Zeitungsartikel

Erschienen im Time Magazine/USA, unter den 100 Innovatoren, Herbst 2000 

Vier Fragen zum inneren Frieden
Von Jeffrey Ressner

Zwei Stühle stehen einander gegenüber auf einer Bühne, dazwischen ein Tisch, Sonnenblumen, Kerzen und eine Schachtel Kleenex, um allfällige Tränen abzuwischen. Auf einem der Stühle sitzt jemand aus dem Publikum, im anderen Byron Katie (58), geschieden, Grossmutter, mit weissem Haar und funkelnden blauen Augen. 
In Sitzungen ihres populären Selbstwahrnehmungs-Programms schlicht „The Work“ („Die Arbeit“) genannt, tritt die charismatische Katie auf als eine Mischung von mystischer Lehrerin, wissendem Elternteil und treffsicherer Therapeutin mit Witz.

Zu allem was einen Menschen beschäftigt – „Mein Ehemann versteht mich nicht“ – stellt Katie vier Fragen: Ist Ihr Problem wahr?
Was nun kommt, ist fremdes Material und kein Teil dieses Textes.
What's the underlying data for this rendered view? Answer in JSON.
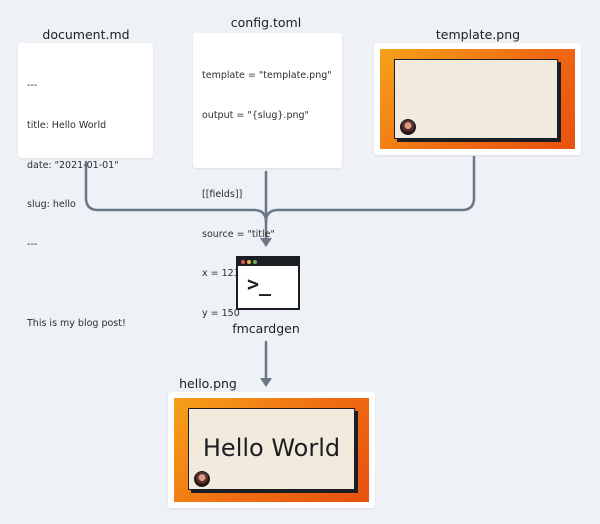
{
  "inputs": {
    "document": {
      "filename": "document.md",
      "lines": [
        "---",
        "title: Hello World",
        "date: \"2021-01-01\"",
        "slug: hello",
        "---",
        "",
        "This is my blog post!"
      ]
    },
    "config": {
      "filename": "config.toml",
      "lines": [
        "template = \"template.png\"",
        "output = \"{slug}.png\"",
        "",
        "[[fields]]",
        "source = \"title\"",
        "x = 123",
        "y = 150"
      ]
    },
    "template": {
      "filename": "template.png"
    }
  },
  "tool": {
    "name": "fmcardgen",
    "icon": "terminal-icon"
  },
  "output": {
    "filename": "hello.png",
    "text": "Hello World"
  },
  "colors": {
    "arrow": "#6b7887",
    "frame": "#ef6c12",
    "card_bg": "#f2eadd",
    "ink": "#1b1f24"
  }
}
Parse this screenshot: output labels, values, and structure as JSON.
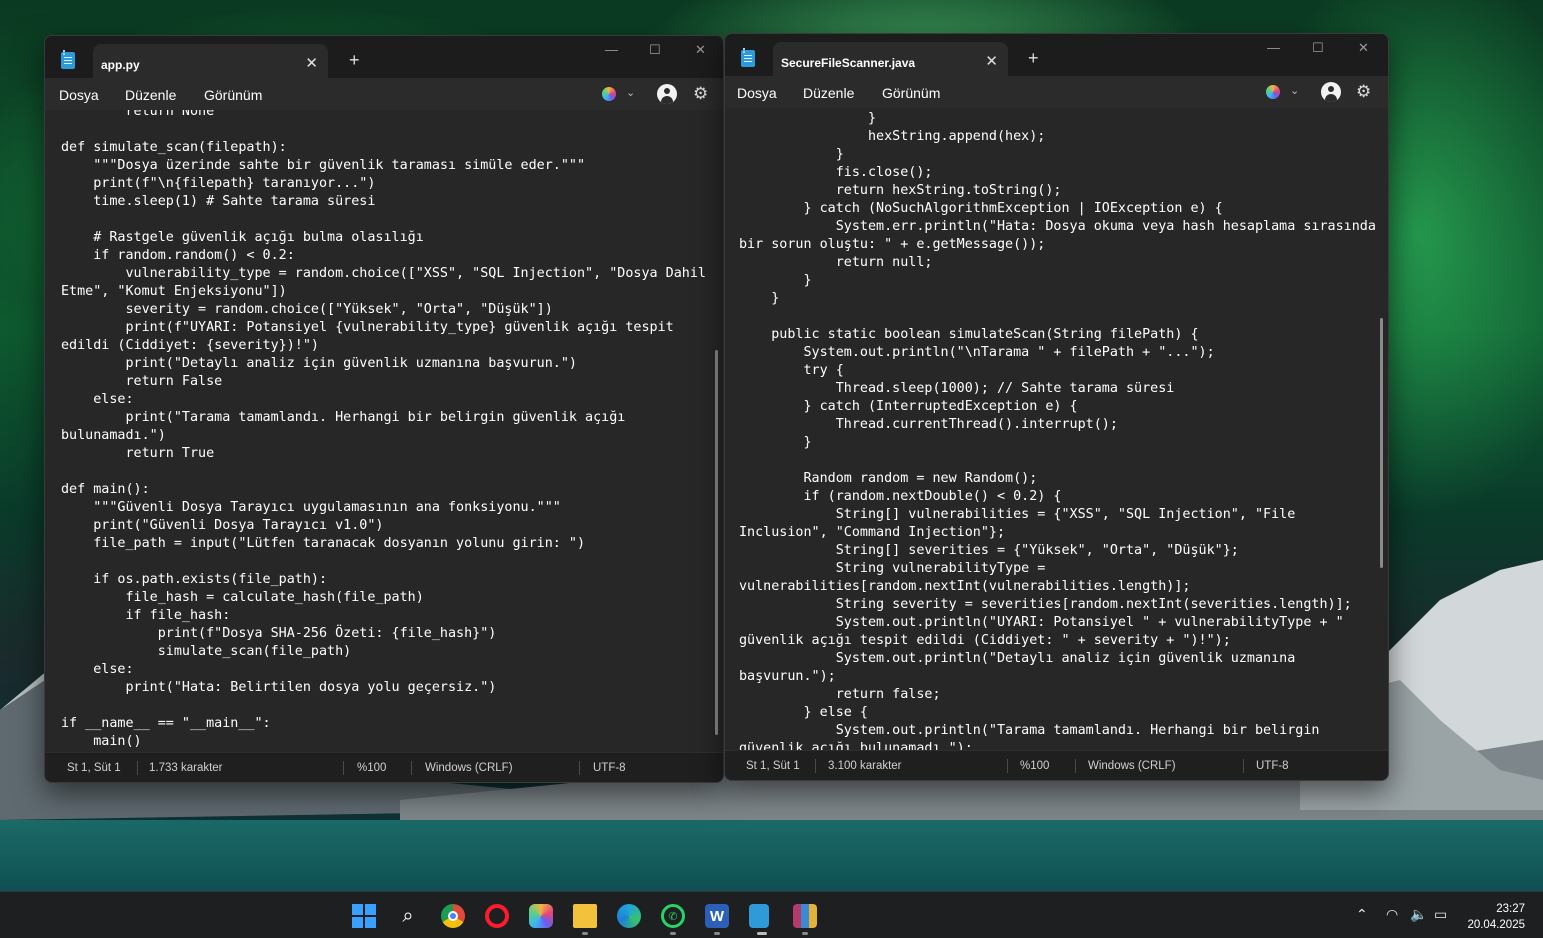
{
  "desktop": {
    "wallpaper": "aurora-over-snowy-mountains-and-fjord"
  },
  "windows": [
    {
      "id": "left",
      "tab_title": "app.py",
      "menu": [
        "Dosya",
        "Düzenle",
        "Görünüm"
      ],
      "code": "        return None\n\ndef simulate_scan(filepath):\n    \"\"\"Dosya üzerinde sahte bir güvenlik taraması simüle eder.\"\"\"\n    print(f\"\\n{filepath} taranıyor...\")\n    time.sleep(1) # Sahte tarama süresi\n\n    # Rastgele güvenlik açığı bulma olasılığı\n    if random.random() < 0.2:\n        vulnerability_type = random.choice([\"XSS\", \"SQL Injection\", \"Dosya Dahil\nEtme\", \"Komut Enjeksiyonu\"])\n        severity = random.choice([\"Yüksek\", \"Orta\", \"Düşük\"])\n        print(f\"UYARI: Potansiyel {vulnerability_type} güvenlik açığı tespit\nedildi (Ciddiyet: {severity})!\")\n        print(\"Detaylı analiz için güvenlik uzmanına başvurun.\")\n        return False\n    else:\n        print(\"Tarama tamamlandı. Herhangi bir belirgin güvenlik açığı\nbulunamadı.\")\n        return True\n\ndef main():\n    \"\"\"Güvenli Dosya Tarayıcı uygulamasının ana fonksiyonu.\"\"\"\n    print(\"Güvenli Dosya Tarayıcı v1.0\")\n    file_path = input(\"Lütfen taranacak dosyanın yolunu girin: \")\n\n    if os.path.exists(file_path):\n        file_hash = calculate_hash(file_path)\n        if file_hash:\n            print(f\"Dosya SHA-256 Özeti: {file_hash}\")\n            simulate_scan(file_path)\n    else:\n        print(\"Hata: Belirtilen dosya yolu geçersiz.\")\n\nif __name__ == \"__main__\":\n    main()",
      "status": {
        "position": "St 1, Süt 1",
        "chars": "1.733 karakter",
        "zoom": "%100",
        "line_ending": "Windows (CRLF)",
        "encoding": "UTF-8"
      }
    },
    {
      "id": "right",
      "tab_title": "SecureFileScanner.java",
      "menu": [
        "Dosya",
        "Düzenle",
        "Görünüm"
      ],
      "code": "                }\n                hexString.append(hex);\n            }\n            fis.close();\n            return hexString.toString();\n        } catch (NoSuchAlgorithmException | IOException e) {\n            System.err.println(\"Hata: Dosya okuma veya hash hesaplama sırasında\nbir sorun oluştu: \" + e.getMessage());\n            return null;\n        }\n    }\n\n    public static boolean simulateScan(String filePath) {\n        System.out.println(\"\\nTarama \" + filePath + \"...\");\n        try {\n            Thread.sleep(1000); // Sahte tarama süresi\n        } catch (InterruptedException e) {\n            Thread.currentThread().interrupt();\n        }\n\n        Random random = new Random();\n        if (random.nextDouble() < 0.2) {\n            String[] vulnerabilities = {\"XSS\", \"SQL Injection\", \"File\nInclusion\", \"Command Injection\"};\n            String[] severities = {\"Yüksek\", \"Orta\", \"Düşük\"};\n            String vulnerabilityType =\nvulnerabilities[random.nextInt(vulnerabilities.length)];\n            String severity = severities[random.nextInt(severities.length)];\n            System.out.println(\"UYARI: Potansiyel \" + vulnerabilityType + \"\ngüvenlik açığı tespit edildi (Ciddiyet: \" + severity + \")!\");\n            System.out.println(\"Detaylı analiz için güvenlik uzmanına\nbaşvurun.\");\n            return false;\n        } else {\n            System.out.println(\"Tarama tamamlandı. Herhangi bir belirgin\ngüvenlik açığı bulunamadı.\");",
      "status": {
        "position": "St 1, Süt 1",
        "chars": "3.100 karakter",
        "zoom": "%100",
        "line_ending": "Windows (CRLF)",
        "encoding": "UTF-8"
      }
    }
  ],
  "icons": {
    "tab_close": "✕",
    "tab_add": "+",
    "minimize": "—",
    "maximize": "☐",
    "close": "✕",
    "chevron": "⌄",
    "gear": "⚙"
  },
  "taskbar": {
    "apps": [
      {
        "name": "start-icon",
        "color": "#3aa0ff"
      },
      {
        "name": "search-icon",
        "color": "#ffffff"
      },
      {
        "name": "chrome-icon",
        "color": "#e04a3a"
      },
      {
        "name": "opera-icon",
        "color": "#ff1b2d"
      },
      {
        "name": "copilot-icon",
        "color": "#6a5cf0"
      },
      {
        "name": "file-explorer-icon",
        "color": "#f3c23c"
      },
      {
        "name": "edge-icon",
        "color": "#1fa5d8"
      },
      {
        "name": "whatsapp-icon",
        "color": "#25d366"
      },
      {
        "name": "word-icon",
        "color": "#2b5fb8"
      },
      {
        "name": "notepad-icon",
        "color": "#2f9ad8"
      },
      {
        "name": "winrar-icon",
        "color": "#b33a6a"
      }
    ],
    "time": "23:27",
    "date": "20.04.2025"
  }
}
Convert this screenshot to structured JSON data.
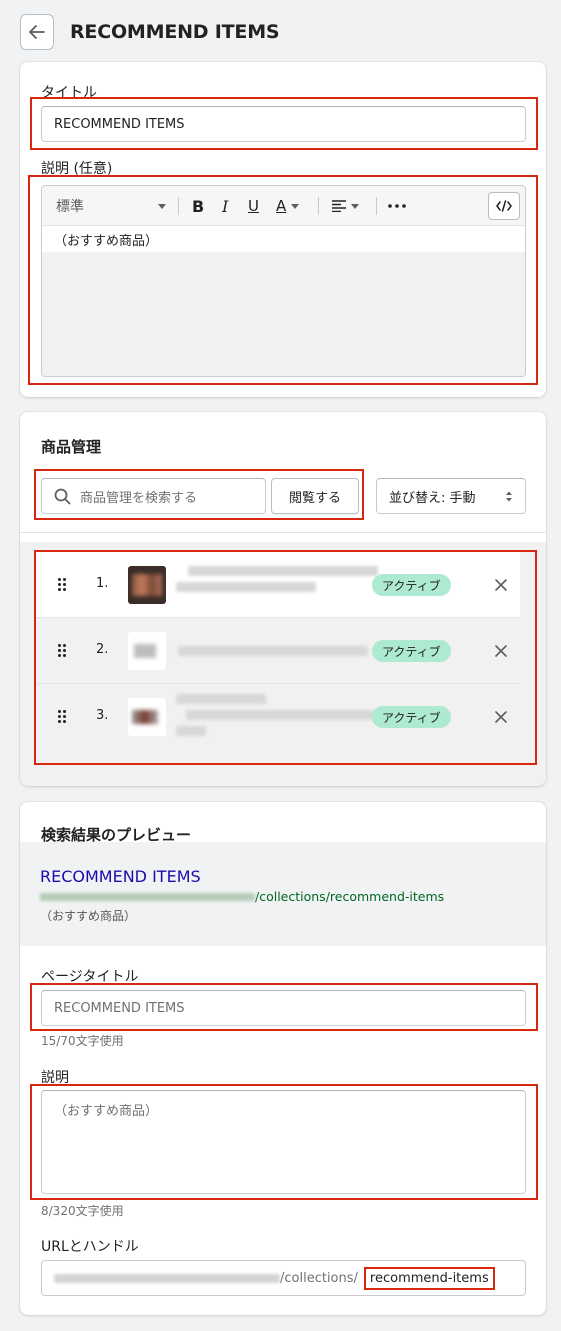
{
  "header": {
    "title": "RECOMMEND ITEMS"
  },
  "title_card": {
    "title_label": "タイトル",
    "title_value": "RECOMMEND ITEMS",
    "desc_label": "説明 (任意)",
    "toolbar": {
      "format_label": "標準",
      "bold": "B",
      "italic": "I",
      "underline": "U",
      "color": "A"
    },
    "editor_text": "（おすすめ商品）"
  },
  "products_card": {
    "heading": "商品管理",
    "search_placeholder": "商品管理を検索する",
    "browse_label": "閲覧する",
    "sort_label": "並び替え: 手動",
    "items": [
      {
        "index": "1.",
        "status": "アクティブ"
      },
      {
        "index": "2.",
        "status": "アクティブ"
      },
      {
        "index": "3.",
        "status": "アクティブ"
      }
    ]
  },
  "seo_card": {
    "heading": "検索結果のプレビュー",
    "preview_title": "RECOMMEND ITEMS",
    "preview_url_path": "/collections/recommend-items",
    "preview_desc": "（おすすめ商品）",
    "page_title_label": "ページタイトル",
    "page_title_placeholder": "RECOMMEND ITEMS",
    "page_title_count": "15/70文字使用",
    "desc_label": "説明",
    "desc_placeholder": "（おすすめ商品）",
    "desc_count": "8/320文字使用",
    "url_label": "URLとハンドル",
    "url_prefix": "/collections/",
    "handle": "recommend-items"
  }
}
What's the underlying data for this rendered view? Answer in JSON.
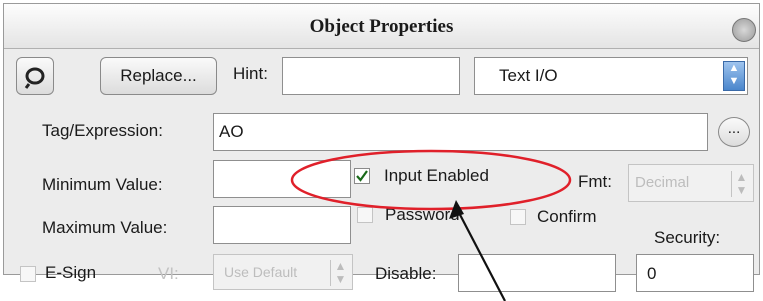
{
  "window": {
    "title": "Object Properties"
  },
  "toolbar": {
    "replace_label": "Replace...",
    "hint_label": "Hint:",
    "hint_value": "",
    "type_value": "Text I/O"
  },
  "tag": {
    "label": "Tag/Expression:",
    "value": "AO",
    "browse_label": "..."
  },
  "min": {
    "label": "Minimum Value:",
    "value": ""
  },
  "max": {
    "label": "Maximum Value:",
    "value": ""
  },
  "input_enabled": {
    "label": "Input Enabled",
    "checked": true
  },
  "password": {
    "label": "Password",
    "checked": false
  },
  "confirm": {
    "label": "Confirm",
    "checked": false
  },
  "fmt": {
    "label": "Fmt:",
    "value": "Decimal"
  },
  "security": {
    "label": "Security:",
    "value": "0"
  },
  "esign": {
    "label": "E-Sign",
    "vi_label": "VI:",
    "vi_value": "Use Default"
  },
  "disable": {
    "label": "Disable:",
    "value": ""
  },
  "colors": {
    "highlight": "#e0202a",
    "title_bg": "#f2f2f2",
    "panel_bg": "#ececec"
  }
}
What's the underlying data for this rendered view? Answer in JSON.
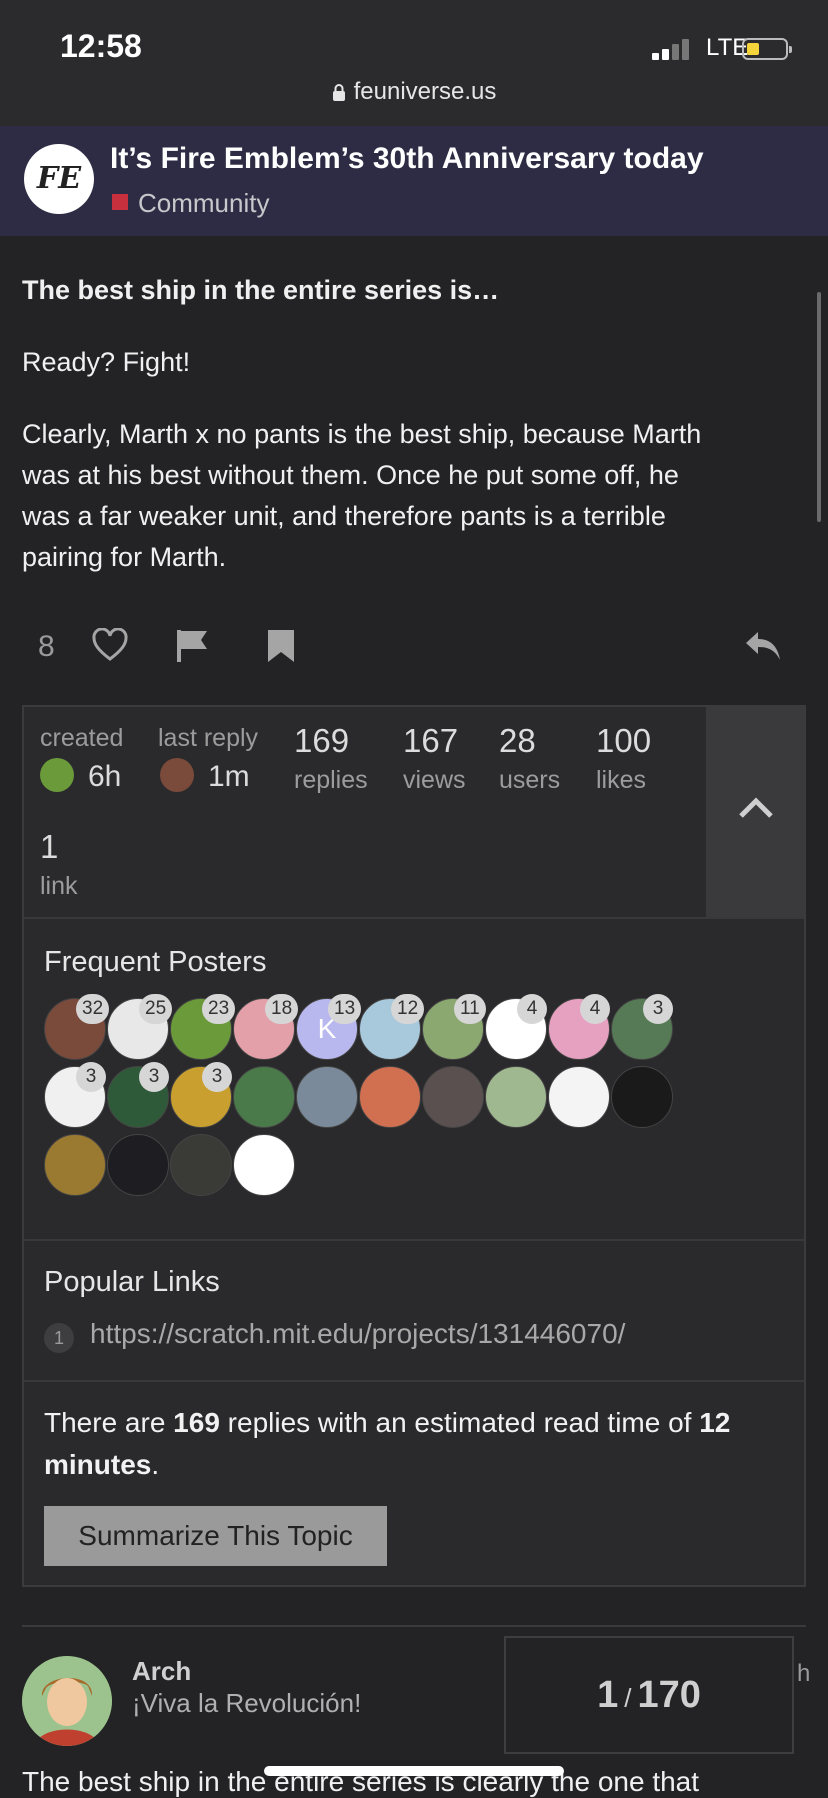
{
  "status_bar": {
    "time": "12:58",
    "network": "LTE",
    "url": "feuniverse.us"
  },
  "header": {
    "logo_text": "FE",
    "topic_title": "It’s Fire Emblem’s 30th Anniversary today",
    "category": "Community",
    "category_color": "#c9303e"
  },
  "post": {
    "heading": "The best ship in the entire series is…",
    "line1": "Ready? Fight!",
    "paragraph_lines": [
      "Clearly, Marth x no pants is the best ship, because Marth",
      "was at his best without them. Once he put some off, he",
      "was a far weaker unit, and therefore pants is a terrible",
      "pairing for Marth."
    ],
    "like_count": "8"
  },
  "topic_map": {
    "created_label": "created",
    "created_value": "6h",
    "last_reply_label": "last reply",
    "last_reply_value": "1m",
    "replies_num": "169",
    "replies_label": "replies",
    "views_num": "167",
    "views_label": "views",
    "users_num": "28",
    "users_label": "users",
    "likes_num": "100",
    "likes_label": "likes",
    "links_num": "1",
    "links_label": "link"
  },
  "frequent_posters": {
    "title": "Frequent Posters",
    "posters": [
      {
        "count": "32",
        "color": "#7a4a3a"
      },
      {
        "count": "25",
        "color": "#e8e8e8"
      },
      {
        "count": "23",
        "color": "#6a9a3a"
      },
      {
        "count": "18",
        "color": "#e3a0a8"
      },
      {
        "count": "13",
        "color": "#b8b8ee",
        "letter": "K"
      },
      {
        "count": "12",
        "color": "#a8c8dc"
      },
      {
        "count": "11",
        "color": "#8aa870"
      },
      {
        "count": "4",
        "color": "#ffffff"
      },
      {
        "count": "4",
        "color": "#e6a0c0"
      },
      {
        "count": "3",
        "color": "#557a55"
      },
      {
        "count": "3",
        "color": "#f0f0f0"
      },
      {
        "count": "3",
        "color": "#2f5a3a"
      },
      {
        "count": "3",
        "color": "#c9a030"
      },
      {
        "count": "",
        "color": "#4a7a4a"
      },
      {
        "count": "",
        "color": "#7a8a9a"
      },
      {
        "count": "",
        "color": "#d07050"
      },
      {
        "count": "",
        "color": "#5a5050"
      },
      {
        "count": "",
        "color": "#a0b890"
      },
      {
        "count": "",
        "color": "#f4f4f4"
      },
      {
        "count": "",
        "color": "#1a1a1a"
      },
      {
        "count": "",
        "color": "#9a7a30"
      },
      {
        "count": "",
        "color": "#1e1e22"
      },
      {
        "count": "",
        "color": "#3a3a36"
      },
      {
        "count": "",
        "color": "#ffffff"
      }
    ]
  },
  "popular_links": {
    "title": "Popular Links",
    "items": [
      {
        "num": "1",
        "url": "https://scratch.mit.edu/projects/131446070/"
      }
    ]
  },
  "summary": {
    "text_a": "There are ",
    "replies": "169",
    "text_b": " replies with an estimated read time of ",
    "minutes": "12",
    "text_c": "minutes",
    "text_d": ".",
    "button": "Summarize This Topic"
  },
  "reply": {
    "username": "Arch",
    "user_title": "¡Viva la Revolución!",
    "body_start": "The best ship in the entire series is clearly the one that",
    "edge_text": "h"
  },
  "progress": {
    "current": "1",
    "separator": "/",
    "total": "170"
  }
}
Können Sie wirklich wissen, dass es wahr ist? Können Sie einen friedfertigen Grund finden, das zu glauben? Wer wären Sie ohne dieses Problem? Mit einer Technik, die Katie „die Umkehrung“ nennt, bringt sie ihr Gegenüber dazu, in sich statt ausserhalb nach einer Lösung zu suchen. „Er sollte mich verstehen“, wird dann beispielsweise zu „Ich sollte ihn und mich verstehen.“ Eine Frau, die an dieser Abendsitzung teilnimmt, beschwert sich über ihre Schwester, die glaube heiliger als alle anderen zu sein. Sie entdeckt, dass sie genau dasselbe macht. Subjektive Urteile werden mit Nachdruck hinterfragt und zeigen sich als persönliche „Projektionen“ und „Geschichten“. Während „The Work“ voranschreitet, klammern sich zwei Frauen trostsuchend aneinander. Ein Mann steht auf und kniet sich wie ein junges Hündchen an Katies Seite, während sie sein langes Haar streichelt.

Trotz dieser New Age Aufmachung (und den volltönenden Volksliedern aus den Lautsprechern) bietet Katies Ansatz, der manchmal an Zen-Meditation, sokratische Befragung und die zwölf Schritte der Anonymen Alkoholiker erinnert, einen pragmatischen und einfachen Weg, Menschen dazu zu bringen, die Verantwortung für ihre eigenen Probleme zu übernehmen. Katie sagt: „Es ist ein Weg, der alles durchdringt und Menschen, die nach ihren eigenen Antworten suchen und nicht nach Antworten in der Welt, die Verantwortung zurück gibt.“

Die ehemalige Immobilienmaklerin und Mutter von drei Kindern hat „The Work“ vor 14 Jahren entwickelt, nachdem sie unter Depressionen, Alkoholismus und Essstörungen gelitten hatte. Auf dem Boden eines Dachzimmers in einer Selbsthilfeeinrichtung liegend, erreichte Katie plötzlich ein Gefühl von „Klarheit“ und sie erkannte, dass ihre Probleme durch ihre Bezogenheit auf „die Welt da draussen“ entstanden waren. Sie begann in ihrem Zuhause in der Mohave Wüste informelle Sitzungen abzuhalten und was sie lehrte, sprach sich immer weiter herum. Von Manhattan Beach, Kalifornien, reist Katie um den Globus, unterstützt von Spendengeldern und dem Verkauf von Kassetten und Videos. Sie hält Workshops für Manager und bringt ihre Botschaft zu jedem Menschen, zu Gefängnisinsassen ebenso wie misshandelten Kindern. „Ich weiss eben, dass Menschen frei sein wollen“, sagt sie, „und wenn ich etwas habe, das Menschen für hilfreich halten, gebe ich es eben so weiter, wie ich es erhalten habe.“

Bildlegende:
Byron Katies Selbsthilfe-Programm, genannt „The Work“ („Die Arbeit“), benutzt eine Vorgehensweise, die an Therapie erinnert, um Menschen eine neue Sicht ihrer Probleme zu vermitteln. „Wenn Menschen alles versucht haben und nichts etwas genützt hat“, sagt sie, „dann bleibt nur noch – als letzte Möglichkeit – nach Innen zu schauen.“ 

Bio
Name: Byron Katie
Warum Kritiker Notiz von ihr nehmen: Katie praktiziert eine Art Lehre, die auch spirituelle Befragung genannt wird; dabei visualisiert, meditiert oder betet man nicht, sondern es werden lediglich wichtige Fragen gestellt.